Et la santé, comment ça va ?

C’est du bilan de Bouteflika que Djamel Ould Abbes préfère parler sans cesse aux Algériens, mais le sujet ne semble pas les emballer. Non, parce que M. Ould Abbes n’est pas un orateur hors pair, ce dont il n’est pas nécessaire de faire ici la démonstration, mais bien parce qu’il prêche dans le désert : dans leur écrasante majorité, les Algériens ont malheureusement divorcé d’avec cet intérêt à la chose politique, consubstantiel à la citoyenneté bien comprise.
C’est là, par ailleurs, un aspect du bilan de Bouteflika dont l’actuel chef du FLN ne parlera sans doute jamais. Il continuera donc à enjoliver le bilan du Président et à louer son “programme” jusqu’à l’usure, mais cela n’y changera rien : c’est plutôt sur son état de santé que les Algériens, eux, s’interrogent. Et c’est de cela qu’ils parlent beaucoup, épiloguant un peu plus, spéculant un peu moins.
Un peu moins car, pour la plupart d’entre eux, les images diffusées à la télé valent tous les bulletins de santé. Pour autant, l’“interrogation nationale” reste de mise : Bouteflika est-il en état d’assumer les fonctions de président de la République ? Ils sont certes quelques-uns à répondre par l’affirmative, voire à stigmatiser ceux qui osent se poser une telle question. Ils ajoutent même, quelquefois, qu’un président “ne gouverne pas avec ses pieds, mais plutôt avec sa tête”, ou encore que Bouteflika “va bientôt se remettre à marcher”.

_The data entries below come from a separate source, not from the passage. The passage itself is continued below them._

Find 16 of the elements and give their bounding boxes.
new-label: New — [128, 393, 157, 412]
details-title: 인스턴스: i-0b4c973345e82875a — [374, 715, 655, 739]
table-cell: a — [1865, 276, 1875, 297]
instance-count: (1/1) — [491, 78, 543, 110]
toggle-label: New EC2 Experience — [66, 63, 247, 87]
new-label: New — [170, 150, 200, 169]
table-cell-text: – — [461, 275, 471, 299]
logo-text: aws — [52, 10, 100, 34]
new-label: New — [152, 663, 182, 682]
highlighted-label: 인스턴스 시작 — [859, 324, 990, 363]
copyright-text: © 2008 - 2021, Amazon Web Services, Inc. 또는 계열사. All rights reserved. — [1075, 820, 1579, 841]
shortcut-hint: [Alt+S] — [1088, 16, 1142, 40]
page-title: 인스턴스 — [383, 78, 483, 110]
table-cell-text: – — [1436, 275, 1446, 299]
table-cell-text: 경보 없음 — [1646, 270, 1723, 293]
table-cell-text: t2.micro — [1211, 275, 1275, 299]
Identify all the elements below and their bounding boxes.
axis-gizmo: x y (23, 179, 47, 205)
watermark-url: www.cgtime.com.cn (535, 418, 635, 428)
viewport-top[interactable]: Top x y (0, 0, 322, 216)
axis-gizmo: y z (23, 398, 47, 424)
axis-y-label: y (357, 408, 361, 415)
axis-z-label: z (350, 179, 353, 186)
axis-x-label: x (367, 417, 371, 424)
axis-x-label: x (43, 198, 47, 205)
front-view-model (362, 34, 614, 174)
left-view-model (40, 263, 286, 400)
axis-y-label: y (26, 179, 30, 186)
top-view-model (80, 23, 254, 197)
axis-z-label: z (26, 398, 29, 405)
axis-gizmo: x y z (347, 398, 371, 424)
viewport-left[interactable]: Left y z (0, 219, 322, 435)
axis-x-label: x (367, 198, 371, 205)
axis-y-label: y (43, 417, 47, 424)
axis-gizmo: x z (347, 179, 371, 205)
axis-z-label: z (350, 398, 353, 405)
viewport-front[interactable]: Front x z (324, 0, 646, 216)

Des petites phrases chargées de zèle et de suffisance, mais qui ne suffisent guère à rassurer. D’abord  parce qu’elles viennent de personnes qui, comme tous les Algériens, ne voient Bouteflika qu’en image, à la télé. Ensuite parce qu’elles sont contredites par ces images mêmes que tous ont la latitude de voir et d’analyser. Car les Algériens en sont à analyser l’image du Président, pas son bilan. Celui-ci, ils le vivent au quotidien et ils n’ont nul besoin qu’il leur soit décliné pour en connaître les effets sur leur quotidien. Ils en observent même, quelquefois, quelques illustrations on ne peut plus significatives, comme ces grotesques aberrations et dénis de droit qui frappent Me Ali-Yahia Abdennour, les Ahmadis, le groupe Cevital ou encore les syndicats autonomes, pour ne citer que des dossiers d’actualité immédiate. Autant d’affaires et bien d’autres encore qui, à l’évidence, révèlent la réalité du bilan. Et qui, peut-être, trahissent quelques mystérieuses interférences et, par voie de conséquence, un état de santé peu conforme aux exigences de la fonction présidentielle.